There have been attempts to improve the standing of the Quechua language in several moments of recent Peruvian history. One them was in the 1920s, with the emergence of an illustrated indigenous movement. And again in the seventies, when dictator Juan Velasco declared Quechua an official language and television stations and newspapers gave it some space, says Ardito.
But in the eighties, this policy was abandoned following the appearance of a violent guerrilla, Lighting Path, considered in Peru as a terrorist organization. This only deepened “the racism towards migrants from that region, who spoke Quechua, as they were seen as possible terrorists”.

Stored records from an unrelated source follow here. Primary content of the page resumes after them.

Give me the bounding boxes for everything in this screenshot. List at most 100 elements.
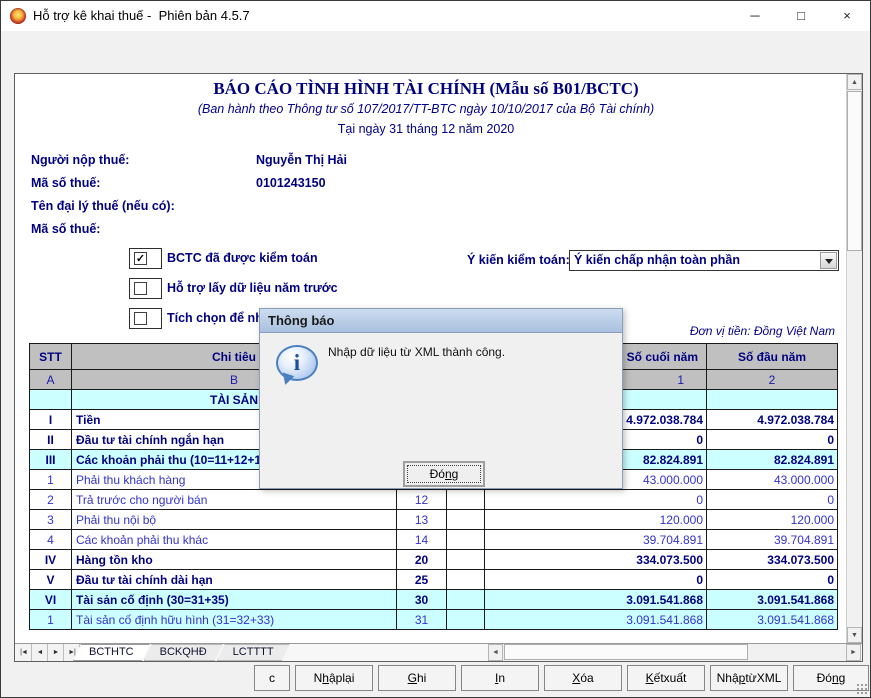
maximize-button[interactable]: □ (778, 1, 824, 31)
title-bar: Hỗ trợ kê khai thuế - Phiên bản 4.5.7 ─ … (1, 1, 870, 31)
value-begin-of-year[interactable]: 0 (707, 430, 838, 450)
report-subtitle: (Ban hành theo Thông tư số 107/2017/TT-B… (15, 102, 837, 116)
row-label: Các khoản phải thu khác (72, 530, 397, 550)
row-note (447, 610, 485, 630)
window-controls: ─ □ × (732, 1, 870, 31)
audit-opinion-label: Ý kiến kiểm toán: (467, 253, 570, 267)
row-stt: 1 (30, 470, 72, 490)
reset-button[interactable]: Nhập lại (295, 665, 373, 691)
audited-checkbox-label: BCTC đã được kiểm toán (167, 251, 318, 265)
info-icon: i (276, 345, 318, 381)
table-row: IVHàng tồn kho20334.073.500334.073.500 (30, 550, 838, 570)
sheet-tabs: BCTHTCBCKQHĐLCTTTT (79, 644, 290, 661)
notification-dialog: Thông báo i Nhập dữ liệu từ XML thành cô… (259, 308, 623, 489)
value-end-of-year: 3.091.541.868 (485, 590, 707, 610)
row-code: 30 (397, 590, 447, 610)
tax-id-label: Mã số thuế: (31, 176, 100, 190)
value-end-of-year[interactable]: 0 (485, 490, 707, 510)
scroll-left-icon[interactable]: ◄ (488, 644, 503, 661)
vertical-scrollbar-thumb[interactable] (847, 91, 862, 251)
value-end-of-year[interactable]: 334.073.500 (485, 550, 707, 570)
audited-checkbox[interactable]: ✓ (129, 248, 162, 269)
row-note (447, 530, 485, 550)
horizontal-scrollbar[interactable]: ◄ ► (488, 644, 861, 661)
value-end-of-year[interactable]: 39.704.891 (485, 530, 707, 550)
value-begin-of-year[interactable]: 43.000.000 (707, 470, 838, 490)
row-code: 25 (397, 570, 447, 590)
agent-tax-id-label: Mã số thuế: (31, 222, 100, 236)
sheet-tab-bcthtc[interactable]: BCTHTC (73, 644, 150, 661)
column-subheader: A (30, 370, 72, 390)
value-end-of-year[interactable]: 0 (485, 570, 707, 590)
close-button[interactable]: × (824, 1, 870, 31)
row-stt: IV (30, 550, 72, 570)
app-icon (10, 8, 26, 24)
value-end-of-year: 3.091.541.868 (485, 610, 707, 630)
row-note (447, 490, 485, 510)
currency-note: Đơn vị tiền: Đồng Việt Nam (690, 324, 835, 338)
save-button[interactable]: Ghi (378, 665, 456, 691)
audit-opinion-value: Ý kiến chấp nhận toàn phần (574, 253, 740, 267)
row-code: 20 (397, 550, 447, 570)
row-code: 13 (397, 510, 447, 530)
dialog-close-button[interactable]: Đóng (403, 461, 485, 487)
row-stt: 2 (30, 490, 72, 510)
row-label: Phải thu nội bộ (72, 510, 397, 530)
value-begin-of-year[interactable]: 0 (707, 490, 838, 510)
agent-name-label: Tên đại lý thuế (nếu có): (31, 199, 175, 213)
tab-first-icon[interactable]: |◄ (16, 644, 32, 661)
import-xml-button[interactable]: Nhập từ XML (710, 665, 788, 691)
audited-checkbox-mark[interactable]: ✓ (134, 252, 147, 265)
vertical-scrollbar[interactable]: ▲ ▼ (846, 74, 862, 644)
value-begin-of-year[interactable]: 120.000 (707, 510, 838, 530)
grid-cell (707, 390, 838, 410)
sheet-tab-bckqhđ[interactable]: BCKQHĐ (144, 644, 223, 661)
value-begin-of-year[interactable]: 39.704.891 (707, 530, 838, 550)
export-button[interactable]: Kết xuất (627, 665, 705, 691)
row-stt: 1 (30, 610, 72, 630)
value-begin-of-year[interactable]: 4.972.038.784 (707, 410, 838, 430)
value-end-of-year[interactable]: 120.000 (485, 510, 707, 530)
value-begin-of-year[interactable]: 334.073.500 (707, 550, 838, 570)
partial-button[interactable]: c (254, 665, 290, 691)
row-label: Tài sản cố định (30=31+35) (72, 590, 397, 610)
dialog-message: Nhập dữ liệu từ XML thành công. (328, 345, 505, 359)
row-stt: VI (30, 590, 72, 610)
row-note (447, 570, 485, 590)
minimize-button[interactable]: ─ (732, 1, 778, 31)
row-code: 31 (397, 610, 447, 630)
row-label: Trả trước cho người bán (72, 490, 397, 510)
row-stt: III (30, 450, 72, 470)
scroll-down-icon[interactable]: ▼ (847, 627, 862, 643)
scroll-right-icon[interactable]: ► (846, 644, 861, 661)
horizontal-scrollbar-thumb[interactable] (504, 644, 748, 660)
dialog-title: Thông báo (260, 309, 622, 333)
tab-prev-icon[interactable]: ◄ (32, 644, 48, 661)
tab-next-icon[interactable]: ► (48, 644, 64, 661)
third-option-checkbox[interactable] (129, 308, 162, 329)
delete-button[interactable]: Xóa (544, 665, 622, 691)
prev-year-data-checkbox-mark[interactable] (134, 282, 147, 295)
window-title: Hỗ trợ kê khai thuế - Phiên bản 4.5.7 (33, 1, 250, 31)
print-button[interactable]: In (461, 665, 539, 691)
row-label: Đầu tư tài chính dài hạn (72, 570, 397, 590)
audit-opinion-select[interactable]: Ý kiến chấp nhận toàn phần (569, 250, 839, 271)
column-header: Số đầu năm (707, 344, 838, 370)
resize-grip[interactable] (856, 683, 867, 694)
third-option-checkbox-mark[interactable] (134, 312, 147, 325)
taxpayer-label: Người nộp thuế: (31, 153, 129, 167)
sheet-tab-strip: |◄ ◄ ► ►| BCTHTCBCKQHĐLCTTTT ◄ ► (15, 643, 862, 661)
row-stt: 4 (30, 530, 72, 550)
row-stt: V (30, 570, 72, 590)
combo-dropdown-button[interactable] (820, 252, 837, 269)
column-header: STT (30, 344, 72, 370)
value-begin-of-year[interactable]: 0 (707, 570, 838, 590)
tab-nav-buttons: |◄ ◄ ► ►| (16, 644, 80, 661)
focus-rectangle (407, 465, 481, 483)
sheet-tab-lctttt[interactable]: LCTTTT (217, 644, 290, 661)
prev-year-data-checkbox[interactable] (129, 278, 162, 299)
taxpayer-name: Nguyễn Thị Hải (256, 153, 347, 167)
prev-year-data-checkbox-label: Hỗ trợ lấy dữ liệu năm trước (167, 281, 338, 295)
scroll-up-icon[interactable]: ▲ (847, 74, 862, 90)
row-label: Tài sản cố định hữu hình (31=32+33) (72, 610, 397, 630)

Ardito contextualized the new reevaluation of Quechua in the frame of a governmental policy to offer citizens public services in their own language, from health care to justice.
This has caused many people to become interested professionally and with social curiosity in Quechua and has also worked to reduce the shameful stigma that some of Quechua-speakers.
In the word of music, there many examples beyond teenager Renata Flores. There is the soprano Sylvia Falcón, who has sung the Peruvian anthem in Quechua, and Magaly Solier, a singer and the most internationally-known actress in the country. In spite of the racist abuse she has received on social media because of her indigenous origin, Solier has released two records in Quechua.
Until recently Renata hardly understood Quechua, despite living in the capital of an Andean region where most of the people are Quechua-speakers . “Now, I’m learning it. In Ayacucho people of my age don’t speak it”, she explains. In her school, being private, she only knows one girl who can speak Quechua, “but she doesn’t want to do it, she’s embarrassed”.
Renata’s parents are peasants’ grandchildren and they can speak Quechua, often mixed with Spanish expressions. But, as many other people of their generation, they didn’t teach it to their children. “We used to wonder: ‘Why should we teach them if is not used here anymore?’”, Patricia says. But now they have changed their minds: “It’s our heritage, our identity. Indigenous blood is running through our veins and we are forgetting our language”.
“Now we speak Quechua at home more often. And there are many people who are doing the same, they are becoming increasingly conscious of its importance. We can make it trendy, it’s the quechuacool”.
Now, she explains, they are preparing new versions of other popular songs: Bob Marley’s Is this love, Ben E. King’s Stand by me, and another one of Michael Jackson's hits, Earth song, whose video will be recorded in the Peruvian Amazon to denounce a recent oil spill.